Respondents were asked to rate their CCG’s leaders in 12 areas.

The area of greatest weakness was informatics. Only 41 per cent said they were strong or very strong, and 26 per cent said they were weak or very weak. The rest said they were neutral.

For patient and public involvement, 53 per cent said their CCG was strong or very strong, and 16 per cent said weak or very weak.

On implementing service change, 49 per cent said they were strong or very strong, and 11 per cent weak or very weak.

Respondents identified their CCG’s strongest area as leadership, for which 93 per cent said they were strong or very strong. The next two strongest were quality improvement (85 per cent) and clinical governance (83 per cent).

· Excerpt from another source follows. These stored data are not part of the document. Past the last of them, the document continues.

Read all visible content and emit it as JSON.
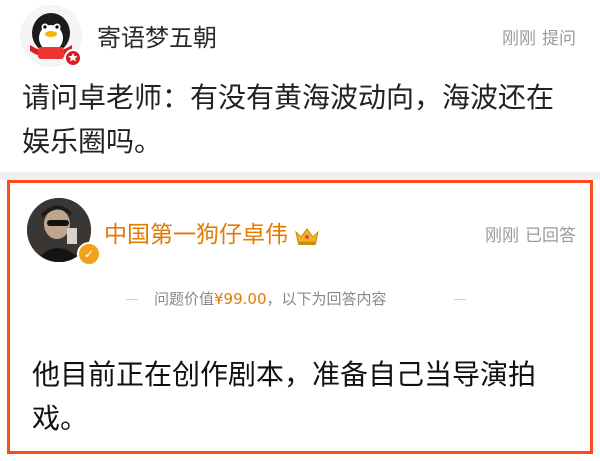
{
  "question": {
    "username": "寄语梦五朝",
    "time": "刚刚",
    "action": "提问",
    "text": "请问卓老师：有没有黄海波动向，海波还在娱乐圈吗。"
  },
  "answer": {
    "username": "中国第一狗仔卓伟",
    "time": "刚刚",
    "action": "已回答",
    "value_prefix": "问题价值",
    "price": "¥99.00",
    "value_suffix": "，以下为回答内容",
    "text": "他目前正在创作剧本，准备自己当导演拍戏。"
  },
  "colors": {
    "highlight_border": "#ff4a1c",
    "vip_name": "#e47a00"
  },
  "icons": [
    "penguin-avatar",
    "user-avatar",
    "verified-badge-icon",
    "crown-icon"
  ]
}
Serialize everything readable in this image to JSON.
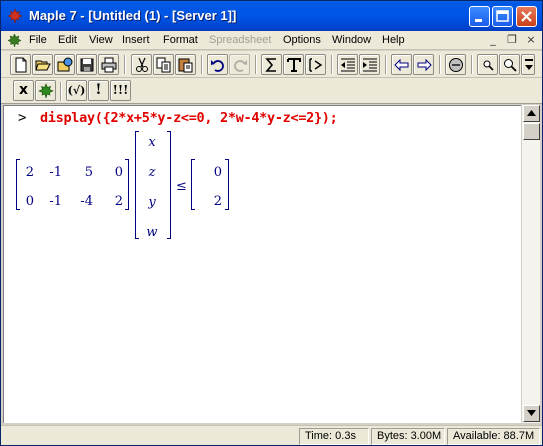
{
  "window": {
    "title": "Maple 7  - [Untitled (1) - [Server 1]]",
    "app_icon": "maple-leaf-icon",
    "controls": [
      "minimize-icon",
      "maximize-icon",
      "close-icon"
    ]
  },
  "menubar": {
    "items": [
      {
        "label": "File"
      },
      {
        "label": "Edit"
      },
      {
        "label": "View"
      },
      {
        "label": "Insert"
      },
      {
        "label": "Format"
      },
      {
        "label": "Spreadsheet",
        "disabled": true
      },
      {
        "label": "Options"
      },
      {
        "label": "Window"
      },
      {
        "label": "Help"
      }
    ],
    "mdi_minimize": "_",
    "mdi_restore": "❐",
    "mdi_close": "×"
  },
  "toolbar2": {
    "text_toggle": "x",
    "evaluate_label": "(√)",
    "exec_label": "!",
    "exec_all_label": "!!!"
  },
  "document": {
    "prompt": ">",
    "input": "display({2*x+5*y-z<=0, 2*w-4*y-z<=2});",
    "output": {
      "matrix_a": [
        [
          "2",
          "-1",
          "5",
          "0"
        ],
        [
          "0",
          "-1",
          "-4",
          "2"
        ]
      ],
      "vector_x": [
        "x",
        "z",
        "y",
        "w"
      ],
      "relation": "≤",
      "vector_b": [
        "0",
        "2"
      ]
    }
  },
  "status": {
    "time": "Time:  0.3s",
    "bytes": "Bytes: 3.00M",
    "available": "Available: 88.7M"
  },
  "colors": {
    "titlebar": "#0055e5",
    "input_text": "#e00000",
    "output_text": "#000080",
    "chrome": "#ece9d8"
  }
}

The survey also indicates CCGs’ most senior GP and managers play a strong role in leading the organisations, while other clinicians on the board and in the area do not.

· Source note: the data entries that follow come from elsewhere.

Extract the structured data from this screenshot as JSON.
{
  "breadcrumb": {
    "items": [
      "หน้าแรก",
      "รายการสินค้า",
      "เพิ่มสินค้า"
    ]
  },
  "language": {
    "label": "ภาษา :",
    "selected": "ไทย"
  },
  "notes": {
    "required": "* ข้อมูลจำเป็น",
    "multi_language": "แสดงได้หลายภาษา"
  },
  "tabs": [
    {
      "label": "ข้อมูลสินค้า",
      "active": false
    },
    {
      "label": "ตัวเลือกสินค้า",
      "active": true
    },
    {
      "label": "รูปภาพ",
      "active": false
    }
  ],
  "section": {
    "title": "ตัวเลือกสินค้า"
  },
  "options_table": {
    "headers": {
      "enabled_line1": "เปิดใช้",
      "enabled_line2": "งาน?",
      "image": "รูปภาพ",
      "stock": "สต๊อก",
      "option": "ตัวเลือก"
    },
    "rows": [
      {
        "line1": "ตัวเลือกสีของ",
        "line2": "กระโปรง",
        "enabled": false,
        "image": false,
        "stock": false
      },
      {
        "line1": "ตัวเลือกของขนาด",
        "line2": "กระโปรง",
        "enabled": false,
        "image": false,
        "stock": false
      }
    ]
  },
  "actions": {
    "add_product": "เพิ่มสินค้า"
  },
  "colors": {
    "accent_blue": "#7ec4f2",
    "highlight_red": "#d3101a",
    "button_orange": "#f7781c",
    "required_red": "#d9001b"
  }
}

Respondents were asked to rate the contribution made by different groups to their CCG’s leadership.

CCGs’ most senior GP lead and most senior manager were both said to make a large contribution by 94 per cent.

Eighty per cent said “other senior managerial leaders” made a large contribution, and 62 per cent said “other GPs on the CCG governing body” did so.

However, only 7 per cent said “GPs within the area who are not on the governing body” made a large contribution.

Only nine per cent said the hospital doctor on the governing body made a large contribution.

For the nurse on their CCG’s governing body, 48 per cent said the individual made a large contribution.